O seguimento de Jesus e o compromisso com a realidade
O seguimento de Jesus nunca foi algo fácil. Desde a época dos primeiros apóstolos, discípulos e discípulas que andavam com Jesus na Galiléia as narrativas dos Evangelhos nos mostram isso. Até mesmo o grupo que convivia com Jesus e o ouvia percebeu que não se tratava de um discurso trivial de ser seguido, mas que demandava uma decisão a respeito de qual tipo de vida se adotaria a partir daquele momento.
O evento narrado em João 6 deixa isso muito claro. Nesse relato, após o povo ir atrás de Jesus por causa da multiplicação dos pães narrada no início do capítulo, Jesus os repreende e passa a falar a respeito de si mesmo enquanto pão da vida, o que gera grande discussão entre os próprios ouvintes e novamente outra exortação de Jesus a respeito do compromisso requerido pelas suas palavras. Por fim, seus discípulos e discípulas começaram a dizer: “Essa palavra é dura, quem pode escutá-la?” (Jo 6,60) e muitos passam a não segui-lo mais. Diante disso, Jesus se volta para os 12 e pergunta: “E vós, não quereis partir?” (Jo 6,67).
É curioso notar que ao mesmo tempo em que o evangelista coloca na fala de Jesus a questão da liberdade que é concedida a todas as pessoas que se encontram com o Ressuscitado, na medida em que podem escolher ficar ou partir, também ressalta a decisão que é requerida por parte daqueles e daquelas que ouvem as palavras de Cristo.
Essa decisão de fé, no entanto, pressupõe um compromisso com o seguimento de Jesus e de seu caminho, algo que pode ser percebido na vida dos apóstolos e de diversas pessoas que por seguirem o exemplo de Jesus foram mortas, torturadas e expostas à vergonha durante a história do cristianismo, sendo entregues aos seus carrascos, assim como Jesus, pelas lideranças religiosas dos seus tempos, muitas das quais se diziam cristãs.
Hoje em dia no Ocidente a ideia de um seguimento de Jesus que exige um comportamento semelhante ao dele parece ter sido pulverizada.

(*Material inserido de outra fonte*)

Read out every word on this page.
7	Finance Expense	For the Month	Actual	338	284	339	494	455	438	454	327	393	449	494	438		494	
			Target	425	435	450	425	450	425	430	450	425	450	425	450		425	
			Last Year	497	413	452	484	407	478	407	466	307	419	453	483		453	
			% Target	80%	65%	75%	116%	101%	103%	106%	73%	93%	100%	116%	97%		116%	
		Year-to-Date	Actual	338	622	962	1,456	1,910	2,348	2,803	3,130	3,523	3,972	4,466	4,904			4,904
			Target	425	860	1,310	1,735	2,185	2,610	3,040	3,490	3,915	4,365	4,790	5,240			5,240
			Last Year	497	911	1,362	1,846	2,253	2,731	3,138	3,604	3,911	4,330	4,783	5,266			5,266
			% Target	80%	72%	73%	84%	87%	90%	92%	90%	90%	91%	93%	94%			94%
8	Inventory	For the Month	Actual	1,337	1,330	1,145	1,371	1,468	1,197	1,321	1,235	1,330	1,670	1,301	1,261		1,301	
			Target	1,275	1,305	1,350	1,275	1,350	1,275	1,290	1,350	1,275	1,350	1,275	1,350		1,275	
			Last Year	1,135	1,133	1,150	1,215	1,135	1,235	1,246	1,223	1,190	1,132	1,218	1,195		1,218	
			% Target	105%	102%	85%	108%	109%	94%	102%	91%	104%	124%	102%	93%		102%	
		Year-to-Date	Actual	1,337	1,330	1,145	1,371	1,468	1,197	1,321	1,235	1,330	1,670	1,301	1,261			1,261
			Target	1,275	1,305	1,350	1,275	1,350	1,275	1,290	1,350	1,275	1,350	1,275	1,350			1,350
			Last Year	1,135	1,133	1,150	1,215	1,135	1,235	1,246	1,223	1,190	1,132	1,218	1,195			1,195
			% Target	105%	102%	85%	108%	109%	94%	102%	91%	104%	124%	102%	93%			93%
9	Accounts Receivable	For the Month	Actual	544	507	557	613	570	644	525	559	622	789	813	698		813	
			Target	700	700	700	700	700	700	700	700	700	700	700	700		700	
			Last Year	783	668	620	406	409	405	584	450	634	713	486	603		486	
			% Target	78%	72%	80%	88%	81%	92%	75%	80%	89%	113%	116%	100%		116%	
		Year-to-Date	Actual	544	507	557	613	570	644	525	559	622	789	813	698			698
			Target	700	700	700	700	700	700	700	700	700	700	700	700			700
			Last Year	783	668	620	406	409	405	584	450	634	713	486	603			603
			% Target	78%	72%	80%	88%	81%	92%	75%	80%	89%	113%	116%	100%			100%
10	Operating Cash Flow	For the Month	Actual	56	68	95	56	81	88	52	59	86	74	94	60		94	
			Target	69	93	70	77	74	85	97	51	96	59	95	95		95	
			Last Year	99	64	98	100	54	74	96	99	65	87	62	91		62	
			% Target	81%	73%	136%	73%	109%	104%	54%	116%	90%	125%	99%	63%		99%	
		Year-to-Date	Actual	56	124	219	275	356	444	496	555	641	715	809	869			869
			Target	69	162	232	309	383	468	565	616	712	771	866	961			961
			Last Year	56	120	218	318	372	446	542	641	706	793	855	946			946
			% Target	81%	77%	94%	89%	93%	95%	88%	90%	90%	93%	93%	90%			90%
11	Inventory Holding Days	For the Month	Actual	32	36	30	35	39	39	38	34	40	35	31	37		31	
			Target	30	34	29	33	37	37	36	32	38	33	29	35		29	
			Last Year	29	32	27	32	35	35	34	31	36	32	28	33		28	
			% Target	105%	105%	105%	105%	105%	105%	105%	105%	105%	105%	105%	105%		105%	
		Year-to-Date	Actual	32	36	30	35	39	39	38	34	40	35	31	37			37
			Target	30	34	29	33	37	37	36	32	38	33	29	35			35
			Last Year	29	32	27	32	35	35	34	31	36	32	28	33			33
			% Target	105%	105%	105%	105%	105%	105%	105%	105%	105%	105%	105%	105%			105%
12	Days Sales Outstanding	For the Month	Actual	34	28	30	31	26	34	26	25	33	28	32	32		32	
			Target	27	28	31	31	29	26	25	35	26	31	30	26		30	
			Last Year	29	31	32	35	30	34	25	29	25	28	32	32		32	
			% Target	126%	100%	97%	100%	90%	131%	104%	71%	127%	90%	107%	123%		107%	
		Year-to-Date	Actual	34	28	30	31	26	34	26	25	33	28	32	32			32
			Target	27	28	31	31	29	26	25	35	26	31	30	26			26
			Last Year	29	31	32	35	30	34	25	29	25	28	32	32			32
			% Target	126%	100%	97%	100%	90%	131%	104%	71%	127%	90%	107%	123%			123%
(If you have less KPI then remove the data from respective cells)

Uma vez que todos e todas, praticamente, nascem em uma matriz cristã, muitas pessoas desenvolvem a ideia de que ser cristão e cristã é algo muito tranquilo e, até mesmo, natural. Confunde-se comumente cristianismo com ser cristão. No entanto, o pertencimento a um credo religioso não faz determinada pessoa uma praticamente de determinada religião, de maneira que se pode afirmar com grande convicção que nem todas as pessoas que pertencem à religião cristã são, de fato, cristãs e seguidoras de Jesus.
O seguimento de Jesus, conforme narrado nos Evangelhos, demanda o comprometimento com a causa dos excluídos, o importar-se com o próximo, a luta pela justiça para com os mais fracos, o compromisso com o cuidado para com a natureza, a luta pelo fim das estruturas que geram morte na sociedade, a luta contra estruturas religiosas que visa tornar a misericórdia de Deus exclusiva a determinado ambiente, a fala profética contra os poderosos que acumulam riquezas para si enquanto o resto da população passa miséria, dentre tantas outras práticas que visam o bem estar do povo e a igualdade social.
Por causa disso, não é difícil perceber que em nossos dias há diversas pessoas que aderiram ao cristianismo, foram batizadas, participam do momento eucarístico aos domingos, pregam a salvação por meio de Jesus Cristo, cumprem todos os ritualismos dogmáticos e que consideram todas essas causas que mencionamos acima como pautas ideológicas que devem ser rechaçadas e condenadas, sem perceber que elas são, na verdade, o núcleo da pregação de Jesus. Fazendo isso, transformam o seguimento de Jesus em mero cumprimento ritualístico e espiritual que não toca a realidade de miséria em que muitas pessoas se encontram, negando assim, a própria encarnação.
O seguimento de Jesus, conforme narrado nos Evangelhos, demanda o compromisso com as causas e o direito dos pobres e desfavorecidos da sociedade. Toda pregação e todo discurso que se diz cristão e afirma o contrário disso deve ser visto como mentiroso e, por isso mesmo, longe dos ensinamentos de Jesus.